His pared-down platform included almost $10-billion in new spending, but no firm details on how the party would pay for it. He vowed fiscal restraint, but told voters he would slash income taxes, reduce the provincial gas tax by 10 cents a litre and scrap the province’s cap-and-trade policy for reducing carbon emissions. Appealing to his populist base, he also said he would fire the head of Hydro One—the $6-million man, he called him—and reduce the minimum price of a bottle of beer to $1, both of which were heavily featured at rallies he held around the province.
Ontarians started the 29-day election campaign on May 9 looking to toss the most unpopular premier in the province’s modern history. What began as a two-way race between Mr. Ford and Ms. Wynne almost immediately became a contest between the PCs and a surging NDP, offering Ontarians a stark choice for the direction of the province. As the PCs stumbled, with police investigating continuing nomination scandals, and a reversal of Mr. Ford’s promise to release a fully-costed platform, voters rallied behind Ms. Horwath and her vow to create comprehensive drug, childcare and dental plans. The PCs’ 15 point lead began to evaporate.
Mr. Ford was outgunned in the campaign’s two main debates, falling back on sloganeering as Ms. Horwath and Ms. Wynne pushed their detailed visions for the future.
Finally, just days before the vote, the widow and children of Rob Ford filed a lawsuit alleging that Doug Ford was a negligent business manager at the family’s firm, Deco Labels and Tags Inc., costing them millions from Rob Ford’s estate. He said the allegations are “false and without merit.” None of it seemed to matter.

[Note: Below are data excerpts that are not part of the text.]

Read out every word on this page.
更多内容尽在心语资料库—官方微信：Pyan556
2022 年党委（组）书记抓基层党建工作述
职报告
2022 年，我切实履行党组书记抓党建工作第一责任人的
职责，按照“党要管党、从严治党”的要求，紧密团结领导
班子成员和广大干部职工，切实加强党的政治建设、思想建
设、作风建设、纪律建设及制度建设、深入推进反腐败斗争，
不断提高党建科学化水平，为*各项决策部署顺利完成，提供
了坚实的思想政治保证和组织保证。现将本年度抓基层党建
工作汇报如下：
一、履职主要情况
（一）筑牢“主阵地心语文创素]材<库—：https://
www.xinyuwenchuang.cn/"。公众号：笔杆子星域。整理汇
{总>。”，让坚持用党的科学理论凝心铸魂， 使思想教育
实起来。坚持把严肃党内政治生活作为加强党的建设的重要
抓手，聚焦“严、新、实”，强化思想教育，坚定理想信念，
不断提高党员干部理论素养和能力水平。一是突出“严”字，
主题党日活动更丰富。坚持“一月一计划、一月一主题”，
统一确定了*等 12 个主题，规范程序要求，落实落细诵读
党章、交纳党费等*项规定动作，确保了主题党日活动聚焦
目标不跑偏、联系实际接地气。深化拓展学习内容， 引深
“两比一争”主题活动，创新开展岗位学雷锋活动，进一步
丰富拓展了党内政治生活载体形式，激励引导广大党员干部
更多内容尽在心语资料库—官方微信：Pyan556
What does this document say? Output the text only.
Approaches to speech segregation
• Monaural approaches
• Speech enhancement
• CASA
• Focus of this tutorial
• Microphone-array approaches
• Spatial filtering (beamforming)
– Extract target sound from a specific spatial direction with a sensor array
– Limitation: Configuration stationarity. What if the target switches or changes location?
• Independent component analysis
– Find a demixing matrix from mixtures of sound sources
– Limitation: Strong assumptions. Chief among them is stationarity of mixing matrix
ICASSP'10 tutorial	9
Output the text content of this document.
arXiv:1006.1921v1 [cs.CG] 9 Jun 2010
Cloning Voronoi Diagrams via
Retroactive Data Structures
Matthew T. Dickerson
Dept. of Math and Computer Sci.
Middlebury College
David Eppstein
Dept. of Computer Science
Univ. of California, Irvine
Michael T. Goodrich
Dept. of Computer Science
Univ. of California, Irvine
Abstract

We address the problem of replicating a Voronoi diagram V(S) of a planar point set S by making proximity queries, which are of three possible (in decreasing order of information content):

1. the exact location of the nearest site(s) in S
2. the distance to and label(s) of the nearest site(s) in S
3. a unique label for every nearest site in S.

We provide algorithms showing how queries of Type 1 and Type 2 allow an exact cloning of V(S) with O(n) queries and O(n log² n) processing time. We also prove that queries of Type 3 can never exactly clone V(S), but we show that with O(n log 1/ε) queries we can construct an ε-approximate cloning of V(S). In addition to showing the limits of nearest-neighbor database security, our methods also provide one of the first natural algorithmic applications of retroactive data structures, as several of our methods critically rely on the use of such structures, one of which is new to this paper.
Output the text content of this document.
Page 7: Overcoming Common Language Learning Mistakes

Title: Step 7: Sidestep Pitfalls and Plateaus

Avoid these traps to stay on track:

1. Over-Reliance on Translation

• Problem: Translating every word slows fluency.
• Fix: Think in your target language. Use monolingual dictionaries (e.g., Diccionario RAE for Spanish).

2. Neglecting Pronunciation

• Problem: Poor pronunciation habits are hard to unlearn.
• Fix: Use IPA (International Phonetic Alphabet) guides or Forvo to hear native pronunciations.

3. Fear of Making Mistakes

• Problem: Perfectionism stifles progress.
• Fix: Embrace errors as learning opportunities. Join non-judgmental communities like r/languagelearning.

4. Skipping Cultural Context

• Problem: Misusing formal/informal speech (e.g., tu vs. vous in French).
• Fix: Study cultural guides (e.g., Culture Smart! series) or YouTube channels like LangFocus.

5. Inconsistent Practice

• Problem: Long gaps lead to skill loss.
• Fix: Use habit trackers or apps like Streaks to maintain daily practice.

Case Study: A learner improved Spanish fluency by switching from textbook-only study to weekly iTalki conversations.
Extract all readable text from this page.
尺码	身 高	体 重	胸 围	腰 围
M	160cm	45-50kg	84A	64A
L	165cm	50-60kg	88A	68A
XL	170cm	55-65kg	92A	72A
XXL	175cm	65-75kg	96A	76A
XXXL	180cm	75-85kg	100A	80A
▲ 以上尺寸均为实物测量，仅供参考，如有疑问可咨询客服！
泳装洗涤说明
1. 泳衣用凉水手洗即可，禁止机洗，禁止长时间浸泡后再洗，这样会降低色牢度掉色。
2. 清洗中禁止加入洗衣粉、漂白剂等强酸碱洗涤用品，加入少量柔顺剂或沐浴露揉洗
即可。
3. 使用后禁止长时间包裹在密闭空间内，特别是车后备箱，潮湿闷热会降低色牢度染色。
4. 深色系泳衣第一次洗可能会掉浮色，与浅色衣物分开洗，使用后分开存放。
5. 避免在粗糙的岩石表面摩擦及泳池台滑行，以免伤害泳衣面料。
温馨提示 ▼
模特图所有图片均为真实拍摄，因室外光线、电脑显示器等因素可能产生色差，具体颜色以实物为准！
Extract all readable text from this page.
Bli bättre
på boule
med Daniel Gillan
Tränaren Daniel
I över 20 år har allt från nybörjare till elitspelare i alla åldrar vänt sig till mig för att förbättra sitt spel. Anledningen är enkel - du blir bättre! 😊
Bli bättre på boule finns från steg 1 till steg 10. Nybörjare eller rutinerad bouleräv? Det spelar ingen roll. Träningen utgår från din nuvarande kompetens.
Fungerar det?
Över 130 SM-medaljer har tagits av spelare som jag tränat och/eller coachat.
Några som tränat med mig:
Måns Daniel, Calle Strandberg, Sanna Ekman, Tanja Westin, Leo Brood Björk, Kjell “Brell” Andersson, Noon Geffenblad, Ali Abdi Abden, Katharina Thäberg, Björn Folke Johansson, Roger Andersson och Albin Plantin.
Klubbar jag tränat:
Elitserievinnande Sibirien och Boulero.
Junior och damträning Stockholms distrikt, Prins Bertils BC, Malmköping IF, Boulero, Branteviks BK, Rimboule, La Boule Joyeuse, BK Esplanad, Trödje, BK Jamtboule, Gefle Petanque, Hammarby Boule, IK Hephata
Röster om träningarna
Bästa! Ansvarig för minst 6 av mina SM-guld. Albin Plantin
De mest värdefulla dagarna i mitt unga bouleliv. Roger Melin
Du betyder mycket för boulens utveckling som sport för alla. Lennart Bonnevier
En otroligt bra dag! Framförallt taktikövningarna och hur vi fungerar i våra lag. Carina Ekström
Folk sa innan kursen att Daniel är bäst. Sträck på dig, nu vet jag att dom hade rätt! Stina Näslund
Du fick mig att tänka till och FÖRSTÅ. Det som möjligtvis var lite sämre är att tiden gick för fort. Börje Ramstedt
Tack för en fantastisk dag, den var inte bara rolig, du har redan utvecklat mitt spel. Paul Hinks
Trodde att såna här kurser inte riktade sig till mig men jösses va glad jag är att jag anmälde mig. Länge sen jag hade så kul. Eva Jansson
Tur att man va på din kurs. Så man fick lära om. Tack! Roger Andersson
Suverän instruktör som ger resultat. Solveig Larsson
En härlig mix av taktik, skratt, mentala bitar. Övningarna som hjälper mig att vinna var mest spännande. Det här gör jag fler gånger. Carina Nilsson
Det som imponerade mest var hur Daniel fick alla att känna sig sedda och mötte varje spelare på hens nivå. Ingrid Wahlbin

“Obviously there was a drive for change and the GTA was convinced by Ford’s populist language,” said Andrea Lawlor, a political science professor at the University of Western Ontario. “While people flirted with the NDP, they just didn’t trust them enough at the end of the day to take over the province.”
The Tory victory will have widespread implications for Canada’s federal government. In addition to the promise to tear up Ontario’s cap-and-trade system, Mr. Ford has called carbon taxes “a scam.” He has indicated he will join Saskatchewan, and perhaps Alberta if that province’s conservative party wins power next year, in a legal battle to stop the federal Liberal government’s requirement that all provinces implement a form of carbon pricing. He’s also resisted the federal push to consider a national pharmacare program.